Le Pen ou Sarkozy?

L'affaire Arcand


Comme dérapage, c'est difficile à battre, réussissant l'exploit de cumuler trois effets négatifs: pour le politicien concerné tout d'abord, son parti ensuite, sans oublier le Québec tout entier.
En comparant hier le chef de l'ADQ, Mario Dumont, au leader français d'extrême droite, Jean-Marie Le Pen, la nouvelle vedette libérale, Pierre Arcand, a manifesté un troublant manque de jugement qui augure mal pour sa carrière politique.

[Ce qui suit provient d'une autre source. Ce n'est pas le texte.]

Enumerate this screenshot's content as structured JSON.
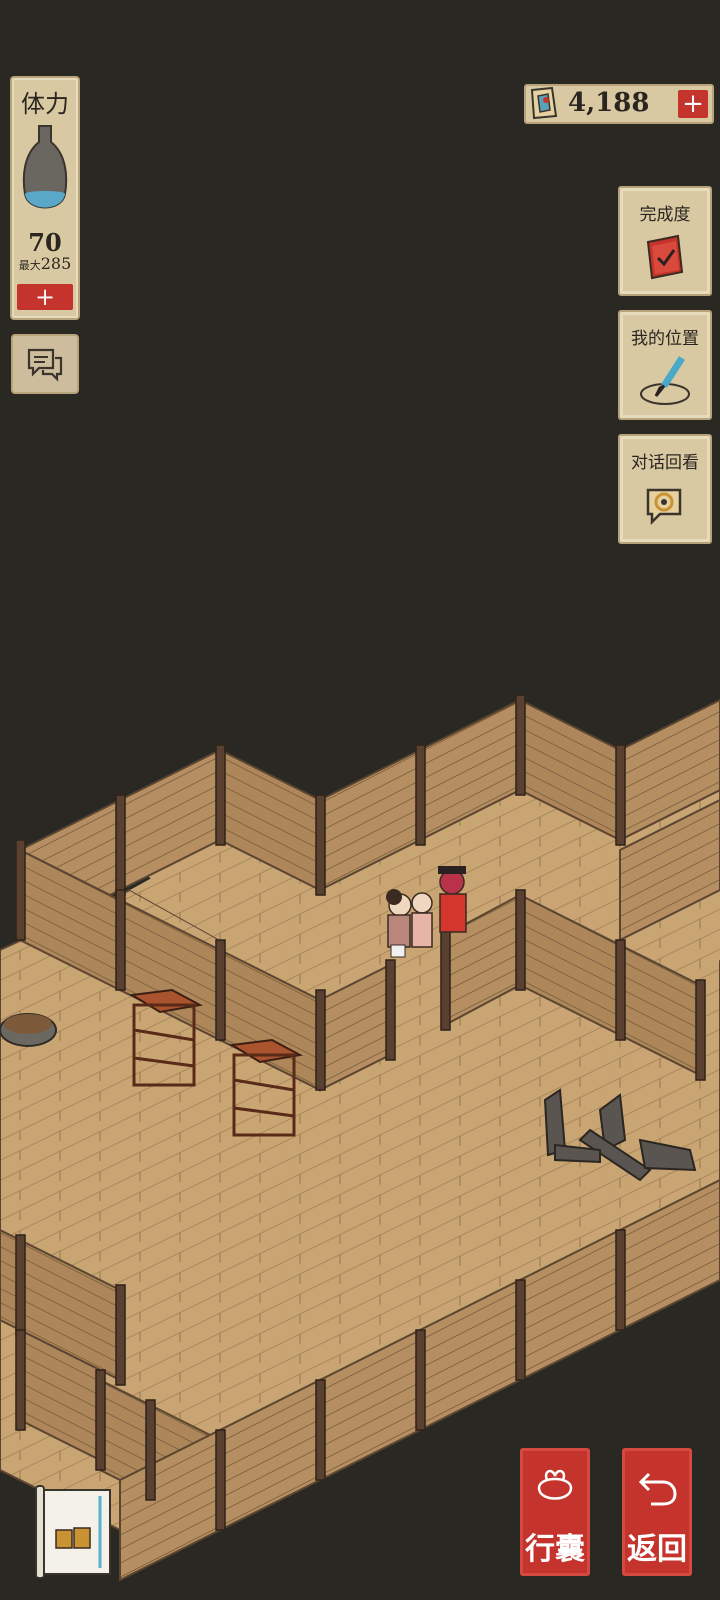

Il a compté dans les buts de son propre parti, jetant de l'huile sur le feu dans le délicat dossier des accommodements raisonnables, faisant en sorte qu'il en sera question dans la campagne électorale qui commence, en dépit de la commission d'enquête Bouchard-Taylor.

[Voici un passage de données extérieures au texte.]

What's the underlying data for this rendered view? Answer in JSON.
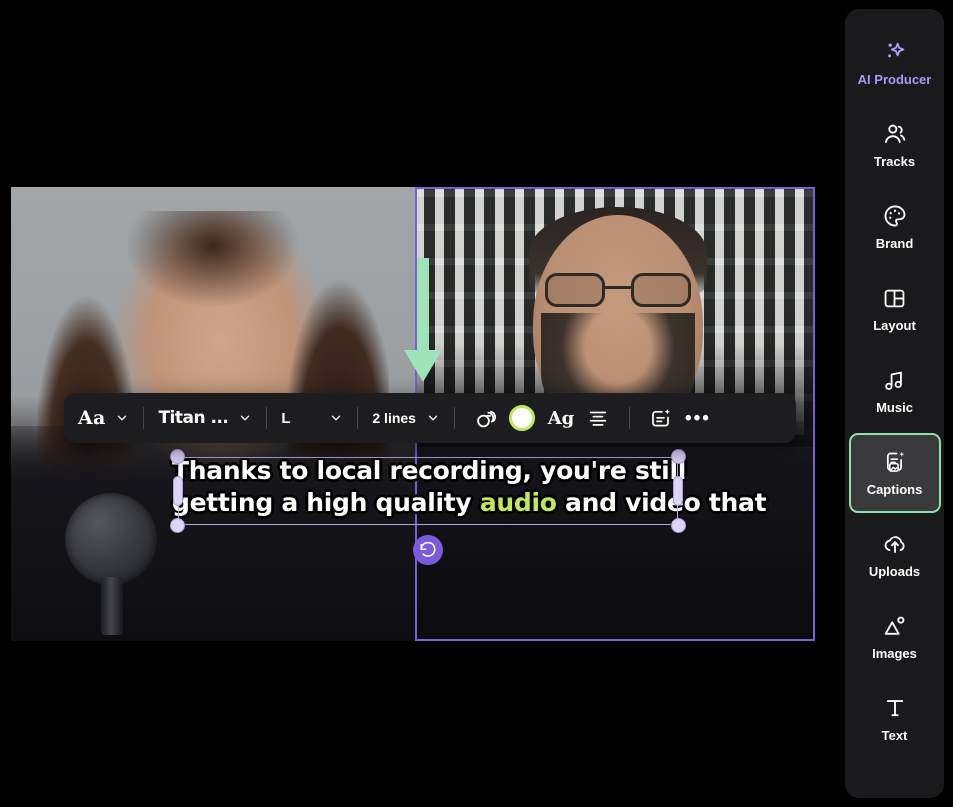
{
  "app": {
    "background": "#000000",
    "accent_purple": "#a89af5",
    "accent_green": "#8fe0b0",
    "highlight_yellow_green": "#c2e85a",
    "selection_purple": "#7b5fd4"
  },
  "canvas": {
    "name": "video-preview-canvas",
    "left_panel_label": "speaker-left",
    "right_panel_label": "speaker-right",
    "right_panel_selected": true
  },
  "annotation": {
    "arrow_direction": "down",
    "color": "#9fe3b8"
  },
  "caption": {
    "line1": "Thanks to local recording, you're still",
    "line2_before": "getting a high quality ",
    "line2_highlight": "audio",
    "line2_after": " and video that",
    "text_color": "#ffffff",
    "highlight_color": "#c2e85a",
    "stroke_color": "#000000",
    "selected": true
  },
  "toolbar": {
    "name": "caption-style-toolbar",
    "style_preset_label": "Aa",
    "font_label": "Titan ...",
    "size_label": "L",
    "lines_label": "2 lines",
    "animation_icon": "overlapping-circles-icon",
    "color_swatch": {
      "fill": "#ffffff",
      "ring": "#c2e85a"
    },
    "case_label": "Ag",
    "align_icon": "align-center-icon",
    "effects_icon": "ai-text-effects-icon",
    "more_label": "•••"
  },
  "sidebar": {
    "name": "right-tool-sidebar",
    "items": [
      {
        "label": "AI Producer",
        "icon": "sparkle-icon",
        "state": "accent"
      },
      {
        "label": "Tracks",
        "icon": "people-icon",
        "state": "normal"
      },
      {
        "label": "Brand",
        "icon": "palette-icon",
        "state": "normal"
      },
      {
        "label": "Layout",
        "icon": "layout-grid-icon",
        "state": "normal"
      },
      {
        "label": "Music",
        "icon": "music-note-icon",
        "state": "normal"
      },
      {
        "label": "Captions",
        "icon": "captions-sparkle-icon",
        "state": "active"
      },
      {
        "label": "Uploads",
        "icon": "upload-cloud-icon",
        "state": "normal"
      },
      {
        "label": "Images",
        "icon": "image-mountain-icon",
        "state": "normal"
      },
      {
        "label": "Text",
        "icon": "text-t-icon",
        "state": "normal"
      }
    ]
  }
}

La dernière chose dont le Québec a besoin enfin, c'est d'une démonisation dont la France commence à peine à se sortir: cela a empêché trop longtemps là-bas toute discussion sur des thèmes essentiels pour toute société, que ce soit le travail, la famille ou l'immigration, confisqués de façon malsaine par un Front national exclu de la communauté politique française.
Une droite qui s'assume
S'il y a une leçon à tirer de l'expérience française, c'est bien qu'une telle démonisation ne mène nulle part. Et puisque l'on est dans les comparaisons franco-québécoises, la sortie de M. Arcand permet d'attirer l'attention sur le fait que le politicien français avec lequel Mario Dumont a objectivement le plus d'affinités est non pas Jean-Marie Le Pen, mais bien Nicolas Sarkozy, le candidat de la droite qui a beaucoup de chances de devenir le prochain président de la France.
Comme Dumont, Sarkozy s'est au départ voulu le candidat d'une droite qui s'assume plus franchement que par le passé; comme Dumont, il s'est voulu aussi porteur d'un certain radicalisme s'exprimant, entre autres, dans le concept de rupture avec le passé, ces nécessaires réformes dont a impérieusement besoin une France bloquée, attendant trop le drame et la crise pour changer.

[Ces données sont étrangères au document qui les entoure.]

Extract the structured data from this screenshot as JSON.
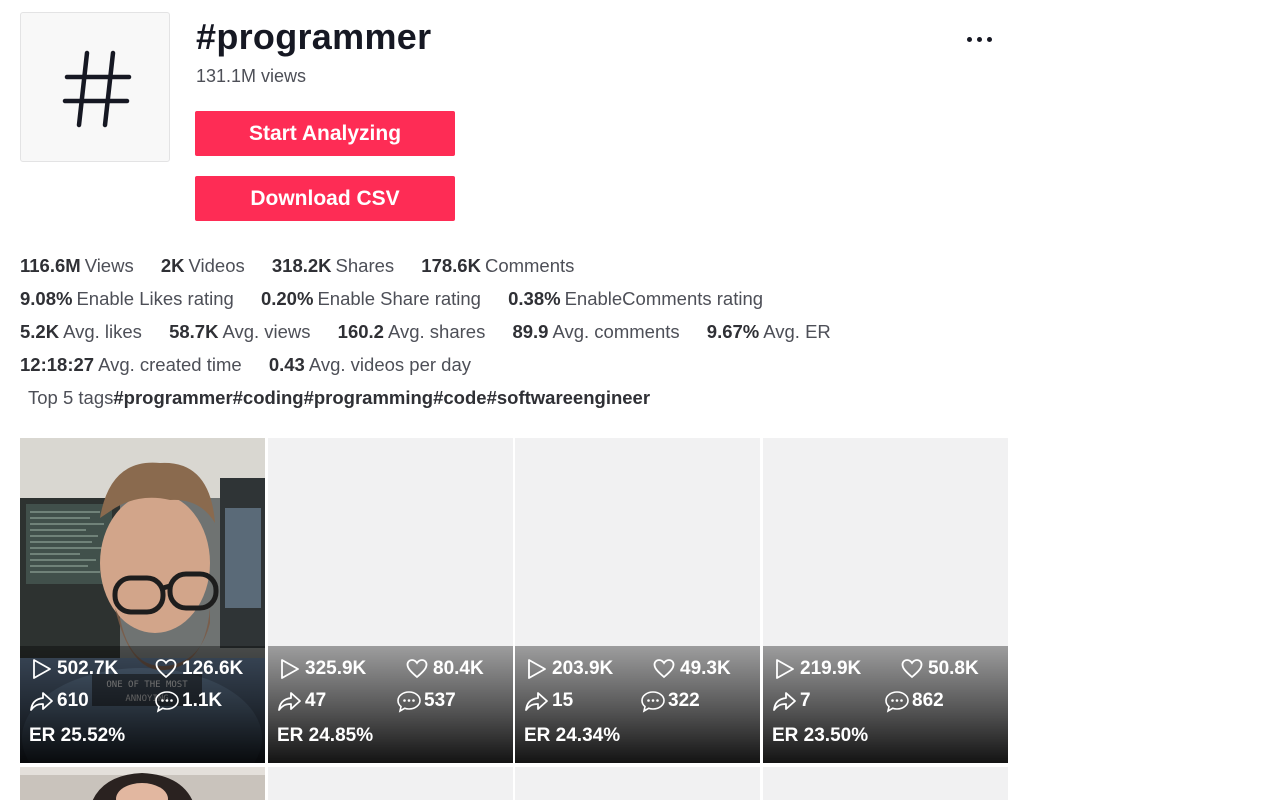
{
  "header": {
    "title": "#programmer",
    "views": "131.1M views",
    "avatar_symbol": "#",
    "more_icon": "more-horizontal-icon"
  },
  "actions": {
    "analyze_label": "Start Analyzing",
    "csv_label": "Download CSV",
    "accent_color": "#fe2c55"
  },
  "stats": {
    "row1": [
      {
        "value": "116.6M",
        "label": "Views"
      },
      {
        "value": "2K",
        "label": "Videos"
      },
      {
        "value": "318.2K",
        "label": "Shares"
      },
      {
        "value": "178.6K",
        "label": "Comments"
      }
    ],
    "row2": [
      {
        "value": "9.08%",
        "label": "Enable Likes rating"
      },
      {
        "value": "0.20%",
        "label": "Enable Share rating"
      },
      {
        "value": "0.38%",
        "label": "EnableComments rating"
      }
    ],
    "row3": [
      {
        "value": "5.2K",
        "label": "Avg. likes"
      },
      {
        "value": "58.7K",
        "label": "Avg. views"
      },
      {
        "value": "160.2",
        "label": "Avg. shares"
      },
      {
        "value": "89.9",
        "label": "Avg. comments"
      },
      {
        "value": "9.67%",
        "label": "Avg. ER"
      }
    ],
    "row4": [
      {
        "value": "12:18:27",
        "label": "Avg. created time"
      },
      {
        "value": "0.43",
        "label": "Avg. videos per day"
      }
    ],
    "tags_label": "Top 5 tags",
    "tags": [
      "#programmer",
      "#coding",
      "#programming",
      "#code",
      "#softwareengineer"
    ]
  },
  "videos": [
    {
      "plays": "502.7K",
      "likes": "126.6K",
      "shares": "610",
      "comments": "1.1K",
      "er": "ER 25.52%",
      "has_thumbnail": true,
      "caption": "ONE OF THE MOST ANNOYING"
    },
    {
      "plays": "325.9K",
      "likes": "80.4K",
      "shares": "47",
      "comments": "537",
      "er": "ER 24.85%",
      "has_thumbnail": false
    },
    {
      "plays": "203.9K",
      "likes": "49.3K",
      "shares": "15",
      "comments": "322",
      "er": "ER 24.34%",
      "has_thumbnail": false
    },
    {
      "plays": "219.9K",
      "likes": "50.8K",
      "shares": "7",
      "comments": "862",
      "er": "ER 23.50%",
      "has_thumbnail": false
    }
  ]
}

«Sarkozy s'est voulu». On emploie l'expression au passé parce qu'on peut se demander si la dynamique de l'élection présidentielle française n'est pas en train d'amener le candidat de la droite à atténuer, voire à abandonner ce radicalisme qui était au coeur de sa force politique de départ. Le phénomène en lui-même n'aurait rien de bien nouveau, s'étant auparavant produit avec Jacques Chirac lui-même. Au départ surnommé «le bulldozer», l'énergique président français fut progressivement amené à gaspiller le pouvoir politique considérable qui fut le sien en se limitant à gérer le statu quo, quitte à faire la politique de ses adversaires de gauche quand il a confirmé par exemple les funestes 35 heures.
Nicolas Sarkozy apparaît poussé par un système politique profondément conservateur à se normaliser, passant de «la rupture» à «la rupture tranquille», puis à plus de rupture du tout: le candidat de la droite n'en parle plus en tout cas dans ses discours. Si l'on veut poursuivre l'analogie avec le Québec, Nicolas Sarkozy est-il condamné à ressembler de moins en moins à Mario Dumont et plus en plus à Jean Charest, lui aussi imprégné au départ d'un certain radicalisme porteur de changement - que l'on se souvienne de sa référence à Mike Harris qui avait provoqué l'indignation de Lucien Bouchard? Le radicalisme de M. Charest s'est graduellement atténué une fois devenu premier ministre et on peut douter que son gouvernement soit maintenant porteur de changement profond pour le Québec.
Un mot sur ce concept de radicalisme qui a mauvaise presse dans une société molle comme le Québec où on le confond souvent - à tort - avec l'extrémisme. On ne saurait pourtant se passer d'un certain radicalisme pour enclencher le changement dans des sociétés bloquées comme le sont actuellement la France et le Québec, l'ancien premier ministre Lucien Bouchard en étant venu lui-même à l'admettre.
En ce sens, on peut se demander si Mario Dumont n'est pas actuellement le principal porteur de changement au Québec, comme l'a démontré le dossier de l'accommodement raisonnable, la commission Bouchard-Taylor elle-même devant son existence au leader de l'ADQ.
Ce n'est pas le cas du parti Québec solidaire, porteur d'un radicalisme idéologique d'inspiration marxiste déconnecté du réel. Et au-delà d'une souveraineté de plus en plus théorique, le PQ apparaît véhiculer une autre version du statu quo, alors qu'il faudrait un autre article pour décrire les troublantes analogies entre André Boisclair et Ségolène Royal.
Christian Dufour
Professeur à l'ENAP, l'auteur vient de publier Le défi français - regards croisés sur la France et le Québec (Septentrion 2006).